The recent high-profile acquisitions by Comcast (Sky) and AT&T (Time Warner) may be setting up a global battle over subscribers.

In a report, the firm pointed out that Comcast's acquisition of Sky adds 22.9 million video subscribers and 6.2 million broadband customers in Europe to the company's nearly 30 million customer relationships in the US. It also expands the company's list of owned networks across the Atlantic, adding to a portfolio of US networks as well as Universal Studios.

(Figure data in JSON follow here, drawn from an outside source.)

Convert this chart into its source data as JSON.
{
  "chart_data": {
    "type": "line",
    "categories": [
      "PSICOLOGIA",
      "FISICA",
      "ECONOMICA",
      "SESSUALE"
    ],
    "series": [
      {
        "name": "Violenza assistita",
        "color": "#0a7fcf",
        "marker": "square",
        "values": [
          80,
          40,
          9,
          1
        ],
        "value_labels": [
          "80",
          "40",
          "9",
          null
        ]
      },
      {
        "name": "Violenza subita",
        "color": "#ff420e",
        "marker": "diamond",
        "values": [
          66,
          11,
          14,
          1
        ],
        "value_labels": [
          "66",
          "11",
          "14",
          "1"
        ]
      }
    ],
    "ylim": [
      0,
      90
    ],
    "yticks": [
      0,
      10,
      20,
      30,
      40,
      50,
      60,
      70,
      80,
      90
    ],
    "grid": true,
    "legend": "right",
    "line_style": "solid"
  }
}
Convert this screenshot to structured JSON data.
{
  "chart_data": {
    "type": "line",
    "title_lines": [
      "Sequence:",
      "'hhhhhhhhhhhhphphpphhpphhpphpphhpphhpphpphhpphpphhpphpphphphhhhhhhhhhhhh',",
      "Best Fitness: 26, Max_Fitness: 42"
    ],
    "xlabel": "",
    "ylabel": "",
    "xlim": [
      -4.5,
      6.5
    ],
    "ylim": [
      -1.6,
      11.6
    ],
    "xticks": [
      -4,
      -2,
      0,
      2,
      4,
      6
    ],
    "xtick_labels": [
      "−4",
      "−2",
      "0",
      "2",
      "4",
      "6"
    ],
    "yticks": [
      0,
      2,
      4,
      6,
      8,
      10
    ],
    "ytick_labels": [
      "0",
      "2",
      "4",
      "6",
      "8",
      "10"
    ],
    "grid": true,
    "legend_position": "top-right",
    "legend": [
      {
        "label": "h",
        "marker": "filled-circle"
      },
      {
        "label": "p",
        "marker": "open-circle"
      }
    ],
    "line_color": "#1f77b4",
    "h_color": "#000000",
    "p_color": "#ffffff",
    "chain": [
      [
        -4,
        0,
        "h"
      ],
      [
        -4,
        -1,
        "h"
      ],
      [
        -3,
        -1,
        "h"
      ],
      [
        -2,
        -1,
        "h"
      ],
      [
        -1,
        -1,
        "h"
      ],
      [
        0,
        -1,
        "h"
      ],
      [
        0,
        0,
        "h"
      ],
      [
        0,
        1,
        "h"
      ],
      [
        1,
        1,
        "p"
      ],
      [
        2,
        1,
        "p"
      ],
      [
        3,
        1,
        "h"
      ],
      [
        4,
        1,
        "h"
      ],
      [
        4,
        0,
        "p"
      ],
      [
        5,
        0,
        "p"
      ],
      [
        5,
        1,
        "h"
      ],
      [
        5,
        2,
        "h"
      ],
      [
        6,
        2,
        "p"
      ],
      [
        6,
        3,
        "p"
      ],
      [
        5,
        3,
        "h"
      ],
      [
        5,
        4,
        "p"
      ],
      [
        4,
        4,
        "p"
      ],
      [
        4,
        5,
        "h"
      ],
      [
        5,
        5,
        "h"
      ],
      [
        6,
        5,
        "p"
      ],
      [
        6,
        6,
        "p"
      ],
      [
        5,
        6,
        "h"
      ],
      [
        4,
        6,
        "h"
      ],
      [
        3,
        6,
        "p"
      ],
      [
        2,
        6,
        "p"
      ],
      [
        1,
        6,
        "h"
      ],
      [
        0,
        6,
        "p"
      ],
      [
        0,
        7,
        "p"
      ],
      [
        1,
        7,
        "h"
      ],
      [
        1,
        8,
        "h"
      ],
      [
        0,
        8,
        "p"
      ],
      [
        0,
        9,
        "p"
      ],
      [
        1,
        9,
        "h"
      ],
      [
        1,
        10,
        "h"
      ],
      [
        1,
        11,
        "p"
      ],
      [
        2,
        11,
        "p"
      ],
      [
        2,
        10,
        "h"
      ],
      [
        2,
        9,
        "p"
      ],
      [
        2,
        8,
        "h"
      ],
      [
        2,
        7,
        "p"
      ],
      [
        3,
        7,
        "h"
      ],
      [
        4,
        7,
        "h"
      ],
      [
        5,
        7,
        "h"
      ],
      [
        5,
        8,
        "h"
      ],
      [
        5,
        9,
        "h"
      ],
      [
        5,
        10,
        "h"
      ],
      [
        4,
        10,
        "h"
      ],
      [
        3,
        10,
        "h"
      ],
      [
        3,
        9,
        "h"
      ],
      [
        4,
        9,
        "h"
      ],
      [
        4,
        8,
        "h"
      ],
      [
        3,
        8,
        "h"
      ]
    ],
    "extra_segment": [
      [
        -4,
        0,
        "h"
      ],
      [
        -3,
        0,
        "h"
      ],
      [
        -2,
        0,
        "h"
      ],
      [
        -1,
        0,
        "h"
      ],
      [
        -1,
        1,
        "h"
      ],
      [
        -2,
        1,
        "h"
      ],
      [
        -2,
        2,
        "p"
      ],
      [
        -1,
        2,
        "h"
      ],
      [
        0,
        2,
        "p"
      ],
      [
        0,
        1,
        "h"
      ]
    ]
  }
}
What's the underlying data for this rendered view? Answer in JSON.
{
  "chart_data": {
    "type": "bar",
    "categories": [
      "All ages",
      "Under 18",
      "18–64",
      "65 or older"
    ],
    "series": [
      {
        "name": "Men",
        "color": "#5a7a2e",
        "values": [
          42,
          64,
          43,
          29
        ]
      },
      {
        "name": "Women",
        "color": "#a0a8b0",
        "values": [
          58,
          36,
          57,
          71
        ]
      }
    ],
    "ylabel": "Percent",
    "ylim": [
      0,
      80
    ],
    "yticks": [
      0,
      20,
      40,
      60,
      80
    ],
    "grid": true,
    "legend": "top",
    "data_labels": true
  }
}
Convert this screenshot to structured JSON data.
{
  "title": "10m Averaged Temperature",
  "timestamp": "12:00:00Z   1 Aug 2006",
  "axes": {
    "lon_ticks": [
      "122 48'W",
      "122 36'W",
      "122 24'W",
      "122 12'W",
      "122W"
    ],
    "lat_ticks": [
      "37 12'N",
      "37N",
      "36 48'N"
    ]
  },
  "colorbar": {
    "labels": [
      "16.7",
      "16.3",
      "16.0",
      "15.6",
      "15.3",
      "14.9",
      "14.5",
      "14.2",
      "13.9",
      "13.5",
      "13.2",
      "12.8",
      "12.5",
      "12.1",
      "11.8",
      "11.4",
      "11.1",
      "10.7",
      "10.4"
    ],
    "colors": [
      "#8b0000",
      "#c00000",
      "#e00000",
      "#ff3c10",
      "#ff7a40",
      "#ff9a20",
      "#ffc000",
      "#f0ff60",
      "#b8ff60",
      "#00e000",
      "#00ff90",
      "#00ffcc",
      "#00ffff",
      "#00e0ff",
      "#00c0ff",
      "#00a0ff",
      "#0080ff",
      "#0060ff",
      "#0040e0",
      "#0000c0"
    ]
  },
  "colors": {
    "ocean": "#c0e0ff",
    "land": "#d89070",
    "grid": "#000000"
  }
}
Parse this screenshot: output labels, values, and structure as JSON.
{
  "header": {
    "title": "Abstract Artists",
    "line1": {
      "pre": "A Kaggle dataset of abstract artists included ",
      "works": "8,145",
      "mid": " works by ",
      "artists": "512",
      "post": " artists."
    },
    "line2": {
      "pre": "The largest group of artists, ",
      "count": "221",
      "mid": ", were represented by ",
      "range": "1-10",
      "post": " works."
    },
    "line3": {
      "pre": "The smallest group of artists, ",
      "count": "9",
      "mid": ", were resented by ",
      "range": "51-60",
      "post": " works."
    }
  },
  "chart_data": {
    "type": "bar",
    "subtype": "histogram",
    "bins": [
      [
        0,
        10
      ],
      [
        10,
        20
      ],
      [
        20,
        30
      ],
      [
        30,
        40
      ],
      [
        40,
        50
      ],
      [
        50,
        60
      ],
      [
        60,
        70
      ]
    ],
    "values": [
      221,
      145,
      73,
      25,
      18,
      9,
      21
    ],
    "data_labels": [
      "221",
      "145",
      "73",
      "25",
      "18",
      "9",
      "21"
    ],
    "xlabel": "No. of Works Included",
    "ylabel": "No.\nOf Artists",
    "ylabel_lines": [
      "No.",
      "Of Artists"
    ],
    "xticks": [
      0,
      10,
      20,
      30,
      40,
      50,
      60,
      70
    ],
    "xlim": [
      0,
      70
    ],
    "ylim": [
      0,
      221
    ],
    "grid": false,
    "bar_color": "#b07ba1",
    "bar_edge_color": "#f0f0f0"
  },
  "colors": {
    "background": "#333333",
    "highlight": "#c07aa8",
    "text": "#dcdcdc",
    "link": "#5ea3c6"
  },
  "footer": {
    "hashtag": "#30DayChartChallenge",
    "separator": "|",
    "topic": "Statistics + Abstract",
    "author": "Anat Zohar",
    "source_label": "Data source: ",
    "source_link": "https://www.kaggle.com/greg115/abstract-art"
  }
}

AT&T meanwhile has added HBO's direct-to-consumer platform to its more than 38 million video subs in the US and Latin America, along with more than a dozen fully owned channels and the Warner Bros filmed catalogue. Paired with the telco’s previous acquisition of DIRECTV, it shows that legacy players' best shot at success in that market may be an interpolation of a “foot in the door" strategy.
AT&T's and Comcast's track records show the companies regularly taking on ancillary businesses, successfully.
“Recent examples include Comcast's acquisition of programming giant NBCUniversal Media LLC, which among other things resulted in NBC's return to the top of the broadcast ratings, and AT&T's successful entrance into the virtual multichannel market with DIRECTV NOW,” Kagan said.
The report explained, “The conglomerates, aside from the large pools of customer relationships and vast distribution networks discussed above — which include a massive 162 million wireless subscribers in the case of AT&T — can leverage....deep marketing budgets to back the rollout of new products, as well as prized movie libraries and top-notch live linear TV programming that can be packaged into products likely to resonate with streaming aficionados.”